The sanctions will target eight top Iranian officials that the US accused of working to destabilise the region, as well as more than a dozen leading producers of metals in Iran.
All 176 people on board the aircraft died in the incident. Many of them were travelling from Tehran to the Ukrainian capital, Kiev, en route to Canada.
Meanwhile the United States has rebuffed an Iraqi request to prepare to pull out its troops, amid heightened US-Iranian tensions following the US killing of an Iranian commander in Baghdad last week.
Iraq looks set to bear the brunt of any further violence between its neighbour Iran and the US. Its leaders are caught in a bind as Iran and US are also the Iraqi government's main allies and vie for influence there.

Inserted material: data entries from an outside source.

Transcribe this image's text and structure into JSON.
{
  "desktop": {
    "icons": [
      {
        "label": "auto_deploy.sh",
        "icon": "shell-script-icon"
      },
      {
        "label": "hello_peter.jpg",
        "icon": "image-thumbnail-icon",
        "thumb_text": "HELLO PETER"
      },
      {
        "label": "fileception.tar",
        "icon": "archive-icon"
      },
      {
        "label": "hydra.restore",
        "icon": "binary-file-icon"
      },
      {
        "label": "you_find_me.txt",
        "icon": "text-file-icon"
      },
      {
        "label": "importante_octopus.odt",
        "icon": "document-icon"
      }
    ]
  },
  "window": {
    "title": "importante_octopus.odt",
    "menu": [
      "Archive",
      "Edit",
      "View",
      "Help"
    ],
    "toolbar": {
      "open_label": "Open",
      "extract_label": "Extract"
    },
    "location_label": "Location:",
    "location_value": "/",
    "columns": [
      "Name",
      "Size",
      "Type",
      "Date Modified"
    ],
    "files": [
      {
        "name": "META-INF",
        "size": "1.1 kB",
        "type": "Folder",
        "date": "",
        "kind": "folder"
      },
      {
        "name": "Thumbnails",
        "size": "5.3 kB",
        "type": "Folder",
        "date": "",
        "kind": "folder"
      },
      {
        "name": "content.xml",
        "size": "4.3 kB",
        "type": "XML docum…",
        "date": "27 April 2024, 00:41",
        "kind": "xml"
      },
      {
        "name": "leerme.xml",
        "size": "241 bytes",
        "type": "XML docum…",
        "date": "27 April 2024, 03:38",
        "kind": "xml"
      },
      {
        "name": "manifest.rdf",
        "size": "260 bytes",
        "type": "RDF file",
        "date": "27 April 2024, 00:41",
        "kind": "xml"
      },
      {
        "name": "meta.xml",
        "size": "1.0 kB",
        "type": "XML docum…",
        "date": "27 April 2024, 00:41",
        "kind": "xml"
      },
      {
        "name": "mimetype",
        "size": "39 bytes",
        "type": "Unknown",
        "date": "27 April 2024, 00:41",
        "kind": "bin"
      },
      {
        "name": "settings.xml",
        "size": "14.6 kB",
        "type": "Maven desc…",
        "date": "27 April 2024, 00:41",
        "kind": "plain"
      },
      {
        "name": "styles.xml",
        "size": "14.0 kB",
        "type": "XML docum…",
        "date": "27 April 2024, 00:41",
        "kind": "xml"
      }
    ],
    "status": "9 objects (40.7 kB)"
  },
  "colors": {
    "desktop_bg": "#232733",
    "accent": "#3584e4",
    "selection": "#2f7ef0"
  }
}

Iraqi Prime Minister Adel Abdul Mahdi made his request in a phone call with Mr Pompeo late yesterday in line with a vote by Iraq's parliament last week, his office said in a statement.
Mr Abdul Mahdi asked Mr Pompeo to "send delegates to put in place the tools to carry out the parliament's decision", it said, adding without elaborating that the forces used in the killing had entered Iraq or used its airspace without permission.
However, the US State Department said any US delegation would not discuss the withdrawal of US troops as their presence in Iraq was "appropriate."
"There does, however, need to be a conversation between the US and Iraqi governments not just regarding security, but about our financial, economic, and diplomatic partnership," spokeswoman Morgan Ortagus said in a statement.
The latest flare-up in the long shadow-war between Iran and the United States started with the killing of Iran's top general Qassem Soleimani in a US drone strike on 3 January. Iran responded on Wednesday by firing missiles at US forces in Iraq.
In the aftermath, both sides backed off from intensifying the conflict but the region remains tense, with Iranian commanders threatening more attacks.
Iraq's top Shia Muslim cleric has condemned the confrontation taking place on Iraqi soil, saying it risked plunging an already war-ravaged country and the wider Middle East into deeper conflict.
Grand Ayatollah Ali al-Sistani said it was Iraqis who stood to suffer most from the conflict.
In a message delivered through a representative at Friday prayers in the holy city of Kerbala, Ayatollah Sistani said no foreign powers should be allowed to decide Iraq's fate.